Deployment of the packages and files to nodes
Management of policies and plugins on nodes
Certificate Authority with certs on every node
Optional discovery source of truth in PuppetDB
Libraries for managing packages and services

These are actually quite significant hurdles to cross to create a fully Puppet-free Choria distribution.

That said for a long time Choria have had another life as a large scale orchestrator that is not Puppet related. This implies:

It can self-provision at a rate of 1000+ nodes / minute
Deploy its own plugins at a rate of multiple plugins delivered to millions of nodes in minutes
Manage its own security both integrated with a CA or using a new JWT+ed25519 based approach
Integrate with non Puppet data sources using external extension points
Can upgrade itself in place without any help from Puppet in an Over-The-Air type self-upgrade system
Has centralised RBAC integrated with tools like Open Policy Agent

In the last 2 years I was on a related contract and all these components have been firmed up and made much more capable, reliable and horizontally scalable and used in anger in the real world in some quite serious mission critical builds.

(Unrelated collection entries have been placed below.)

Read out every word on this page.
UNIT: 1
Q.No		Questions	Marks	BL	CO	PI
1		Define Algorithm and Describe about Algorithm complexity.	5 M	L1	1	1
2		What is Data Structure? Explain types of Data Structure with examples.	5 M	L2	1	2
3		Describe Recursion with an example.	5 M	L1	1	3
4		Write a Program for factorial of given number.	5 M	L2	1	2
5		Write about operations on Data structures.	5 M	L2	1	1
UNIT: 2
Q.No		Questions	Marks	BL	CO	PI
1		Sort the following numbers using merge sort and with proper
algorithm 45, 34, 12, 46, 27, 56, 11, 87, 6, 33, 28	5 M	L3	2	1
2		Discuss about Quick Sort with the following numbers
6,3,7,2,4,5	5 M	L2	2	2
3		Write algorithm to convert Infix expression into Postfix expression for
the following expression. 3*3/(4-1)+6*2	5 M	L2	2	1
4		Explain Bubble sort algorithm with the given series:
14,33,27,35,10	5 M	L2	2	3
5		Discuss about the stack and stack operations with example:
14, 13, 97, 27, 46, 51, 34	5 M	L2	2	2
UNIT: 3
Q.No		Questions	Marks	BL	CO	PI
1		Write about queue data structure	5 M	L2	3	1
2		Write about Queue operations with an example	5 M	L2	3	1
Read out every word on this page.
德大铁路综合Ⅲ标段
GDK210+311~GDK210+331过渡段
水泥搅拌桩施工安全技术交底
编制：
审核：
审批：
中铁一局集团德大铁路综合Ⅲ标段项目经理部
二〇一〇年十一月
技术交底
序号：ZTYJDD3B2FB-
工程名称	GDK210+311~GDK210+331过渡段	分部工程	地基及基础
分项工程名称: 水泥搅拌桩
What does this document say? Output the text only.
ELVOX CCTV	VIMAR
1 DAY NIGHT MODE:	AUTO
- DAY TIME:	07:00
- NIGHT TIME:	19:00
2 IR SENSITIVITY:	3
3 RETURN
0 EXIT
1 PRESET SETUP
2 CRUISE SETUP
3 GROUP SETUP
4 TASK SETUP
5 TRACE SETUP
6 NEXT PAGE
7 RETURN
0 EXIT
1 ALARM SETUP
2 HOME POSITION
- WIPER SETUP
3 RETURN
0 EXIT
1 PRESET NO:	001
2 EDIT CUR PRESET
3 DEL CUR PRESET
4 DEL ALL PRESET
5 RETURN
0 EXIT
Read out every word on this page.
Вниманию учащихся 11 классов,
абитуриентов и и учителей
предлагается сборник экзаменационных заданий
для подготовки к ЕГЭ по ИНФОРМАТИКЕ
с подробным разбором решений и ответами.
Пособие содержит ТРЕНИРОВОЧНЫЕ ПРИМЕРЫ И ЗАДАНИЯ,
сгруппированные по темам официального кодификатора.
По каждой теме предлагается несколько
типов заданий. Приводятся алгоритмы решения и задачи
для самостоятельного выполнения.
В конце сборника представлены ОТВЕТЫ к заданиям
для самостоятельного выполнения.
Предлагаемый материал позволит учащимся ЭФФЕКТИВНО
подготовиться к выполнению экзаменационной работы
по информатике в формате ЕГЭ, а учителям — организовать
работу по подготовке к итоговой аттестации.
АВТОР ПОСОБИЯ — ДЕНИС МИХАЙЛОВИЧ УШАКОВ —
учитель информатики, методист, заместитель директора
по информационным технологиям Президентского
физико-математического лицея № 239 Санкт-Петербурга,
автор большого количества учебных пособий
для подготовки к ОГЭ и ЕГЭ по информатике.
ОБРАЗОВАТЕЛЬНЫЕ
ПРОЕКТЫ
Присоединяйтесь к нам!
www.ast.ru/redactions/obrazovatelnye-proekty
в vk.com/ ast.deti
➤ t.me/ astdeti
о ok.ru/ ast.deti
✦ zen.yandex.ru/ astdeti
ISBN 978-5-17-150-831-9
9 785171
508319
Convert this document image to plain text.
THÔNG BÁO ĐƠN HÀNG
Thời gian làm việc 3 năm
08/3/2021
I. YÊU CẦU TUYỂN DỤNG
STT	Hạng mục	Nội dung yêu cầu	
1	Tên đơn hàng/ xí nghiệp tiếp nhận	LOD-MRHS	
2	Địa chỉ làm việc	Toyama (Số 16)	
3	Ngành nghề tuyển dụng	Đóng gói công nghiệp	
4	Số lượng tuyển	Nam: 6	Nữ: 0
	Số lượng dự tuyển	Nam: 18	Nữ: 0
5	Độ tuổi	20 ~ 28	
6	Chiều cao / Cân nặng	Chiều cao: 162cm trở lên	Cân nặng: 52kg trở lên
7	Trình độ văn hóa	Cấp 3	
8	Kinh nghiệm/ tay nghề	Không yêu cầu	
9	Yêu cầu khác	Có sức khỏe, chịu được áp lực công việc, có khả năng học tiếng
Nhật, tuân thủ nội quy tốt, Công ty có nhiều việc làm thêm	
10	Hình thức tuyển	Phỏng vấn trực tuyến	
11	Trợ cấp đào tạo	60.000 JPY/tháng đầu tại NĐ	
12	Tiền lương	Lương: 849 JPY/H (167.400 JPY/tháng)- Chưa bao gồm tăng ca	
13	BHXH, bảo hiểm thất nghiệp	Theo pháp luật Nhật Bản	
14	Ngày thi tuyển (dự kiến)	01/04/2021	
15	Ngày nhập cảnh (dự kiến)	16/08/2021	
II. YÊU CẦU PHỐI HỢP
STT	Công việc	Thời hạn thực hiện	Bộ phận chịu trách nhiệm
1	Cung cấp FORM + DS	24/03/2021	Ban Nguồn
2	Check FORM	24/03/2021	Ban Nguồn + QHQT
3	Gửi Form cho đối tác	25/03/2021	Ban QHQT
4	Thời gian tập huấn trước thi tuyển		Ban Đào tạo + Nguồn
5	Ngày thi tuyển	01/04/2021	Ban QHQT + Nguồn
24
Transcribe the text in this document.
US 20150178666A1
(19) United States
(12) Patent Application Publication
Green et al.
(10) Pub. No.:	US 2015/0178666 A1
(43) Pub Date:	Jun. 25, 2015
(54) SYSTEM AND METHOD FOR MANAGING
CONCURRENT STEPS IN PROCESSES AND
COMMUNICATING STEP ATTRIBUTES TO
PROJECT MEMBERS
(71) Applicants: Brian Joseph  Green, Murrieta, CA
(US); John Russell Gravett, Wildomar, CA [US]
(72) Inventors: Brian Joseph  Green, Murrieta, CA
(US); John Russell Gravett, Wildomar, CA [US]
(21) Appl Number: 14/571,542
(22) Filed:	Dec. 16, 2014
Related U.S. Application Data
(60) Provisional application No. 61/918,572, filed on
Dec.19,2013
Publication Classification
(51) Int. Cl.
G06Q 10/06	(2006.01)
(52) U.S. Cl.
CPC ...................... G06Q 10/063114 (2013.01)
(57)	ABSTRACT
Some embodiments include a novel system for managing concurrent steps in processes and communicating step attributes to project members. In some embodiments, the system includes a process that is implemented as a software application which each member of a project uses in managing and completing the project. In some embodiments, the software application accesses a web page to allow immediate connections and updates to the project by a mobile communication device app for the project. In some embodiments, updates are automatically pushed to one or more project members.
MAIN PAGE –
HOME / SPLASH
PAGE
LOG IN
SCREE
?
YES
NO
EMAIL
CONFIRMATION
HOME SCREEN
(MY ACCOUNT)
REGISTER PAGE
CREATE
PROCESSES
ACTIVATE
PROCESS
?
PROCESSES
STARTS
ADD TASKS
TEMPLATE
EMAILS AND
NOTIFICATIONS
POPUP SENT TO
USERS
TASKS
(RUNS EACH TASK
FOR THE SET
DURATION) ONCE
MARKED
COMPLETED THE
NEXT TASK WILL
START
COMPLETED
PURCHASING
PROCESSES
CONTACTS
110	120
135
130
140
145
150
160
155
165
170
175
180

Thus, my Choria infrastructure is actually a highbrid between Puppet and Non Puppet. Puppet places the RPMs and plugins that require Puppet (package, service, legacy plugins), but Choria self provisions everything else and owns the life of the agent and more. I am running the new Protocol and with Open Policy Agent based RBAC. I’ve made some changes to the various Puppet models to enable this and will start looking for some early adopters.

This means my many Raspberry PI - from Xmas lights to sensors and HVAC control - are all now managed by Choria as well as the provisioner caters for them since those are without Puppet.

I wrote about the new protocol in an ADR and you can see there is scope for integration into TPMs and more. This is the future world view of Choria and already in use on some 100s of thousands of machines.

Conclusion

So that’s a bit about managing the machines without Kubernetes or a ISP managing them.

As I’ve been out of active Puppet use for a few years it’s been interesting to come back with some semi-fresh eyes and rethink some of the old things I believed was true when I used it constantly.

Choria will play a critical role in the path forward as I’ll move much into containers managed as per the previous blog post leaving the problem Puppet solves to quite a thin layer. I’ve some thoughts on doing something to at least replace the most basic package-config-service trio of CM with something in Choria long term.